When Divinity crash lands in the Australian outback with seemingly godlike power Unity attempts to make contact. Sensing their hostility Divinity warps reality around each of the Unity members and traps them in an endless loop of time. Ultimately as Divinity accepts that the family he could have had is gone Unity takes him into custody.

==Membership==

===Main team===

| Codename | Real Name | Joined in | Notes |
|---|---|---|---|
| Toyo Harada | Toyo Harada | Unity #1 | Leaves team in Unity #5 |
| Ninjak | Colin King | Unity #1 |  |
| Eternal Warrior | Gilad Anni-Padda | Unity #1 |  |
| Livewire | Amanda McKee | Unity #1 |  |
| X-O Manowar | Aric Dacia | Unity #5 |  |
| Bloodshot | Ray Garrison | Unity #9 | Not an official member |
| Zephyr | Faith Herbert | Unity #12 | Leaves team in Unity #14 |
| GIN-GR | GIN-GR | Unity #12 |  |
| Anchor | Unknown | Unity #22 | Supposed to be on Harada's original Unity team. Dies in Unity #22 |

===Other teams===
As revealed by the Warmonger there have been several Unity like teams in the past. Harada's team of Psiots also referred to themselves as Unity when battling X-O Manowar.

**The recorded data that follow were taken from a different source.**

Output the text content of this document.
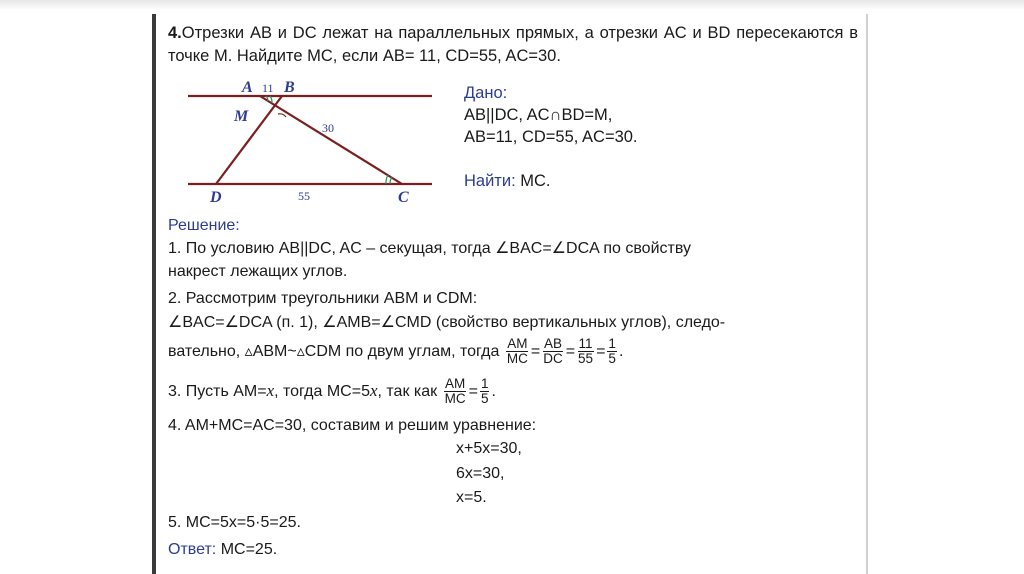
4.Отрезки AB и DC лежат на параллельных прямых, а отрезки AC и BD пересекаются в точке M. Найдите MC, если AB= 11, CD=55, AC=30.
A 11 B
M
30
D	55	C
Дано:
AB||DC, AC∩BD=M,
AB=11, CD=55, AC=30.
Найти: MC.
Решение:
1. По условию AB||DC, AC – секущая, тогда ∠BAC=∠DCA по свойству
накрест лежащих углов.
2. Рассмотрим треугольники ABM и CDM:
∠BAC=∠DCA (п. 1), ∠AMB=∠CMD (свойство вертикальных углов), следо-
вательно, ▵ABM~▵CDM по двум углам, тогда $\frac{AM}{MC} = \frac{AB}{DC} = \frac{11}{55} = \frac{1}{5}$ .
3. Пусть AM=x, тогда MC=5x, так как $\frac{AM}{MC} = \frac{1}{5}$ .
4. AM+MC=AC=30, составим и решим уравнение:
x+5x=30,
6x=30,
x=5.
5. MC=5x=5·5=25.
Ответ: MC=25.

| Medieval Team | 1800s Team | 1913 Team | Shademen | 70s Team | Harada's Team |
|---|---|---|---|---|---|
| Sir Kwain | Doyle | Eternal Warrior | Wind | Wind | Bomb |
| Blastr | Rapier | Dell | Silencio | Zeppelin II | Mirror |
| Marinette | Blunderbuss | Alpha | The Veil | Bloodshot | The Captain |
|  |  | Breaker | Double Blind | Wyrm | Ether |

== Collected editions ==

| Title | Material collected | Published date | ISBN |
|---|---|---|---|
| Unity Vol. 1: To Kill A King | Unity (vol. 2) #1-4 | October 2015 | 978-1939346889 |
| Unity Vol. 2: Trapped by Webnet | Unity (vol. 2) #5-7, X-O Manowar (vol. 3) #5 | July 2014 | 978-1939346346 |
| Unity Vol. 3: Armor Hunters | Unity (vol. 2) #8-11 | December 2014 | 978-1939346445 |
| Unity Vol. 4: The United | Unity (vol. 2) #12-14, 0, Harbinger: Faith #0 | March 2015 | 978-1939346544 |
| Unity Vol. 5: Homefront | Unity (vol. 2) #15-18 | August 2015 | 978-1939346797 |
| Unity Vol. 6: The War-Monger | Unity (vol. 2) #19-22 | December 2015 | 978-1939346902 |
| Unity Vol. 7: Revenge of the Armor Hunters | Unity (vol. 2) #23-25 | April 2016 | 978-1682151136 |
| Unity Deluxe Edition Book 1 | Unity (vol. 2) #0-14 | October 2015 | 978-1939346575 |

==In other media==
Unity appears in Ninjak vs. the Valiant Universe with Eternal Warrior, X-O Manowar, Livewire, Bloodshot, Archer & Armstrong and Ninjak as members of the team.